Wednesday, 23 April 2014

Watching Sister Wendy

Sister Wendy was on TV again, in a documentary on the Arts channel. The interviewer described her as ‘all glasses and teeth’ – (she has teeth like a rabbit). Her physical appearance did not prevent her from becoming a household name all over the world, as the presenter of programmes on the history of art. What she looks like is as nothing to the power of her presentation.

The focus of this documentary was on her life rather than on art works only. She's no ordinary person. For one thing, she’s very clever: a First from Oxford - one of the best results ever, in English Lit, studying under Tolkien. Her religious Order forbade her to mingle or talk to the other students and she sat and studied every night. Socialising was never her forte.

She taught English and Latin at a school for 20 years, and has been the Mother Superior of a convent. Now that she is over 80 years old, she lives in complete seclusion as a hermit and a ‘Consecrated Virigin’ (whatever that means), in a Carmelite convent in England, separated from the other nuns,  at first in a caravan ‘bought for 60 pounds’,  and parked in a thicket in a remote part of the grounds, and later, when the caravan ‘fell to pieces’,  in a little prefab, about which she says ‘A bath! And an inside toilet!’  (Things must have been pretty rough in the caravan - she also mentions a skylight which leaked). She attends mass daily, still keeping herself apart: she sits in the belfry.
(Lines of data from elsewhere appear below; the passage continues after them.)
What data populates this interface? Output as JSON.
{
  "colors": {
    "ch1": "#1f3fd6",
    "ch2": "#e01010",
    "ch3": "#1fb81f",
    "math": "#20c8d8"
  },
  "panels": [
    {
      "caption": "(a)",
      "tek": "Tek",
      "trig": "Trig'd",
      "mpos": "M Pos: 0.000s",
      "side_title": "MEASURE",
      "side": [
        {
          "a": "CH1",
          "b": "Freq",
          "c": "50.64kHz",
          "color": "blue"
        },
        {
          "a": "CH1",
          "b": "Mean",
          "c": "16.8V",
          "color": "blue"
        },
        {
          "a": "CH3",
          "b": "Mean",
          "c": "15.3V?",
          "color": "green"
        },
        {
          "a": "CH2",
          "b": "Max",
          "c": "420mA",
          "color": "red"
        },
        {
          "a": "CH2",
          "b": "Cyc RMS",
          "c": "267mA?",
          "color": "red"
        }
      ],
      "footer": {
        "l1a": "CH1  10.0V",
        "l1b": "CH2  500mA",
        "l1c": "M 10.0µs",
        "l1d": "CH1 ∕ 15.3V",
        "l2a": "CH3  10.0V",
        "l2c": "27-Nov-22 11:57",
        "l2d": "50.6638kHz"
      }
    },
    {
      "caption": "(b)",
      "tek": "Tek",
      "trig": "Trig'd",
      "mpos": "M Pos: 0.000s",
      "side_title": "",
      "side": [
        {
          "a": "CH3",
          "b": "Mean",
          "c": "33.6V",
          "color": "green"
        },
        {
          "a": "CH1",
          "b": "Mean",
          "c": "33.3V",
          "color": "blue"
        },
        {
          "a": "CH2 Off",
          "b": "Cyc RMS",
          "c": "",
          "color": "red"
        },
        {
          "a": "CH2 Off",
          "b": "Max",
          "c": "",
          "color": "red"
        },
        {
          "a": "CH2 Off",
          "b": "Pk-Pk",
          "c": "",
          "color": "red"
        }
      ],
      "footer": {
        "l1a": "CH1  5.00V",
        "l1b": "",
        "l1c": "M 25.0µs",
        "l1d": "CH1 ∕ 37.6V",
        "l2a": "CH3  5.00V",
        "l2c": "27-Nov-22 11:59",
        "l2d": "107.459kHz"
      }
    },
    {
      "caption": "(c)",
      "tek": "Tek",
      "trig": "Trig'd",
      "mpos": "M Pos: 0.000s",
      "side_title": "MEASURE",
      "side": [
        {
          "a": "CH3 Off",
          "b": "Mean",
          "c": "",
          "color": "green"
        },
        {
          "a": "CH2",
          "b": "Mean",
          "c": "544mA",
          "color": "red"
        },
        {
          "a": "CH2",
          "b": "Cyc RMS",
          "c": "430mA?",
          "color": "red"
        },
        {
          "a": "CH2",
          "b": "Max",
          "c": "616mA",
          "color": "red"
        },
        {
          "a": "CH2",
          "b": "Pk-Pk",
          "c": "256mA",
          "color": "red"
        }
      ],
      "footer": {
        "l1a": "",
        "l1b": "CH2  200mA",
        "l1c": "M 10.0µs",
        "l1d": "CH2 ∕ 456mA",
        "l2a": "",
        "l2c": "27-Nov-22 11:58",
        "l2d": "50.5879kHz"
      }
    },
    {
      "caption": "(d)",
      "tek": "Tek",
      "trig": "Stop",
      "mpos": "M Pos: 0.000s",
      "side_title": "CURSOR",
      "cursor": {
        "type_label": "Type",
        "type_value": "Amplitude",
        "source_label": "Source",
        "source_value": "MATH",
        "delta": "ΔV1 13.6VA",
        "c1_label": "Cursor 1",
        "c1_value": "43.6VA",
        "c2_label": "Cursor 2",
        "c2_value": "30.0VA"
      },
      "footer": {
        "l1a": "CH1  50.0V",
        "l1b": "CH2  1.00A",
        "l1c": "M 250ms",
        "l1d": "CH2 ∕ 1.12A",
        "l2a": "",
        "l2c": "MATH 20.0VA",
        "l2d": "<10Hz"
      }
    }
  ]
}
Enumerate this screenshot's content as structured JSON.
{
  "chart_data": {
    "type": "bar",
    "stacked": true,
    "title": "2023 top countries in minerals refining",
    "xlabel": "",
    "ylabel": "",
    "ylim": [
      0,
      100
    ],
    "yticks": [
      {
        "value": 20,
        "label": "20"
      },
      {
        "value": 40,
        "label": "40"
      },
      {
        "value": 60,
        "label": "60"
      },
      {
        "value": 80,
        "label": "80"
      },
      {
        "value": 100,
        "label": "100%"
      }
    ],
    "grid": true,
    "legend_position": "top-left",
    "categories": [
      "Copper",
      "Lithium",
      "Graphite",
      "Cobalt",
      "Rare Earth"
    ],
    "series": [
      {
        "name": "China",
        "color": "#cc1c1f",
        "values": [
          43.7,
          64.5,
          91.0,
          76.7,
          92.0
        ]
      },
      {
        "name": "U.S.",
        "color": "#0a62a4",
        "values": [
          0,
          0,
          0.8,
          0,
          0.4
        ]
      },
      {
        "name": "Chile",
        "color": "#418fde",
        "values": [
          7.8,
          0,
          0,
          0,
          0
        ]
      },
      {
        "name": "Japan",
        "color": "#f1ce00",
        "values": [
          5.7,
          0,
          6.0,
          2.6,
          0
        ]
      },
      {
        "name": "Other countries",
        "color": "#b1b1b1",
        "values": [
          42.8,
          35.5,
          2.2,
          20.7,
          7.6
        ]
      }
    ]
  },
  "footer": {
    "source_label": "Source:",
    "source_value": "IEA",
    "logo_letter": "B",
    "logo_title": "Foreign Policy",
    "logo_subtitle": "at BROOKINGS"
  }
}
She wanted to be a nun since the age of four, when she had a powerful  experience of God’s presence. It just happened the once, but it was ‘enough to last a life-time”, she says. About her virginity, she says directly to the camera that she lacks any sexual urge, “It was always a mystery to me.”  She regrets that giving up sex was so easy: she would have liked the opportunity to sacrifice more for God.

At times she said things which resonated so directly with me that I experienced a pang in my chest (my heart?) and tears came to my eyes. I was moved, I can’t say why. I am hoping I‘ll understand better what that was about by writing about it. 

The first was when she said about the paintings she chose, that here we have  "...a great genius illustrating something that Christ experienced or suffered, and trying to make Christ's experience visible" - she sees the paintings as a gateway to spiritual experience. 

Piero Della Francesca painted Christ's baptism by St John - Christ is very pale-skinned and blond, and holds his hands prayerfully , but there is a vertical gap between the hands, which are not placed quite symmetrically. And over his head, over St. John's bowl of water and the hand of St John pouring it, there floats a white dove, its wings spread out horizontally, like the purest blessing.  I wondered at the space between the hands, what it meant. It is at the centre of the painting, where Christ's heart might be. And then I realised that the space between the hands, the pouring water and the wings above them form the beginning of a cross which is completed by the dove's tail at the very top. The dove appears quite still, though there is a lot happening elsewhere in the painting, with angels on one side and various religious people in the background. It may be that none of them can see the dove. None of them are looking at it. Jesus himself is looking straight ahead, out of the canvas and is unaware of it. 

In the film, when this painting was introduced, the dove was initially kept out of the frame. The picture looked complete as it was, Christ's baptism. And after Sister Wendy had commented for a while about other aspects of the work, they showed the dove on her own, filling the screen. We hadn't been aware that she was there beforehand. It gave her added emphasis. I shall not forget the experience.